Investing conditions have been exceptionally tricky in 2022 for a variety of macroeconomic reasons. During this period of stock market volatility I’ve sought the teachings of experts like legendary investor Warren Buffett.
Buffett has made billions of dollars with his Berkshire Hathaway firm by buying shares when stock markets fall. His approach centres on finding value in falling stocks and watching them rise over the long term.
Stock markets have rallied in more recent days. But the multiple challenges facing the global economy — and the fragile state of investor confidence — means another Buffett-style buy-on-the-dip opportunity could be just around the corner.
2 Buffett-like stocks I’ve bought
When picking which shares to buy, Buffett looks for companies with strong ‘economic moats.’ This term is used to describe an advantage that a business has over competitors. Such moats can enable a company to keep growing its market share and profits over the long term.

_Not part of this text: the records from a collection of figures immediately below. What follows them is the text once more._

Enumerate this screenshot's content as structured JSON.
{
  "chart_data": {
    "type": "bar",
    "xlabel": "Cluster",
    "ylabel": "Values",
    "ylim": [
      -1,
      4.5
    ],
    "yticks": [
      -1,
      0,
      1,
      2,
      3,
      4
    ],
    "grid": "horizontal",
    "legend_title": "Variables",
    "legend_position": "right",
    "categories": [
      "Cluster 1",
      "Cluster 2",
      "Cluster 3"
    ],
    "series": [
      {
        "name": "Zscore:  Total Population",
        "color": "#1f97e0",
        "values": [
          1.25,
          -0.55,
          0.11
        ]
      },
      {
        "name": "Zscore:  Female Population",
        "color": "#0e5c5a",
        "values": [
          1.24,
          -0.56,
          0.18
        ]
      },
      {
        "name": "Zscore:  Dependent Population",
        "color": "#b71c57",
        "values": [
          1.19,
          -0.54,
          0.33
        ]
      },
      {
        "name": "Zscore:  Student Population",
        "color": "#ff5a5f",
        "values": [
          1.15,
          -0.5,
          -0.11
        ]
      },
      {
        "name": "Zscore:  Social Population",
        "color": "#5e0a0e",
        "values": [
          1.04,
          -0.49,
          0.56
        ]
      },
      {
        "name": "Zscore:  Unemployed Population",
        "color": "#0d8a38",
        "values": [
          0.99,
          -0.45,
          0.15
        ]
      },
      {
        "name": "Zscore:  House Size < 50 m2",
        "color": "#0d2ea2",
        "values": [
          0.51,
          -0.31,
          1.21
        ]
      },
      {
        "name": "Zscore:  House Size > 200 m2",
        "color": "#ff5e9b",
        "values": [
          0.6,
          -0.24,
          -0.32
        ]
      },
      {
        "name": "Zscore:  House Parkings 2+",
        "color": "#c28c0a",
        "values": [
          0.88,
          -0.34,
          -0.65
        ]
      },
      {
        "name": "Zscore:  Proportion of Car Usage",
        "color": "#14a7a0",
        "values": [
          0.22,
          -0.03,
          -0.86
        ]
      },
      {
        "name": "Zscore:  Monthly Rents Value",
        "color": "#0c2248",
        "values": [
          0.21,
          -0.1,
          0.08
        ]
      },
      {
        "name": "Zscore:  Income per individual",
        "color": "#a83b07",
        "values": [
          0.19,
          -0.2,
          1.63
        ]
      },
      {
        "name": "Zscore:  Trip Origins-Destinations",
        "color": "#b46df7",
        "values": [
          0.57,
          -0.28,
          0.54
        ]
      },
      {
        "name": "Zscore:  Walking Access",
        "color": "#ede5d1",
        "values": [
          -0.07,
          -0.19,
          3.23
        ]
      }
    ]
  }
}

With this in mind here are two UK stocks with economic moats I think Buffett might love.
Games Workshop
Economic moat: market-leading products
The fantasy wargaming sector is huge and growing rapidly across the world. And thanks to its Warhammer 40,000 game format which launched in 1987, Games Workshop (LSE: GAW) sits at the top of the industry.
Revenues at the business soared to record highs above £350m in the last financial year as its fanbase continued to grow.
Games Workshop’s Warhammer Age of Sigmar game is also growing rapidly following its launch in 2015. And the business is seeking to supercharge royalty income by licencing its intellectual property to other media, like video games.
The company could see revenues growth weaken as consumer spending comes under pressure in key regions. But niche product makers and retailers like Games Workshop could weather the storm better than those who sell mainstream goods.
Spire Healthcare
Economic moat: barriers to entry
I’ve bought Games Workshop shares for my portfolio. And I’ve also invested in Spire Healthcare (LSE: SPI) because of soaring demand for private healthcare. That’s despite the problem of rising labour costs to the company.
This Buffett-like stock operates almost 40 hospitals and several clinics in the United Kingdom. It takes vast amounts of capital to build and staff healthcare facilities like this. This is something which bars competitors from easily setting up and eating into Spire’s market share.
As I say, the number of private healthcare patients is booming right now. And as an investor in the sector I stand to make a lot of cash. Research shows that 69,000 people self-funded their medical treatment in the final three months of 2021.
This was up 39% from pre-pandemic levels. And this is in addition to the soaring number of people who are obtaining treatment through medical insurance. I expect patient numbers at the likes to Spire to keep surging as NHS waiting lists rapidly grow.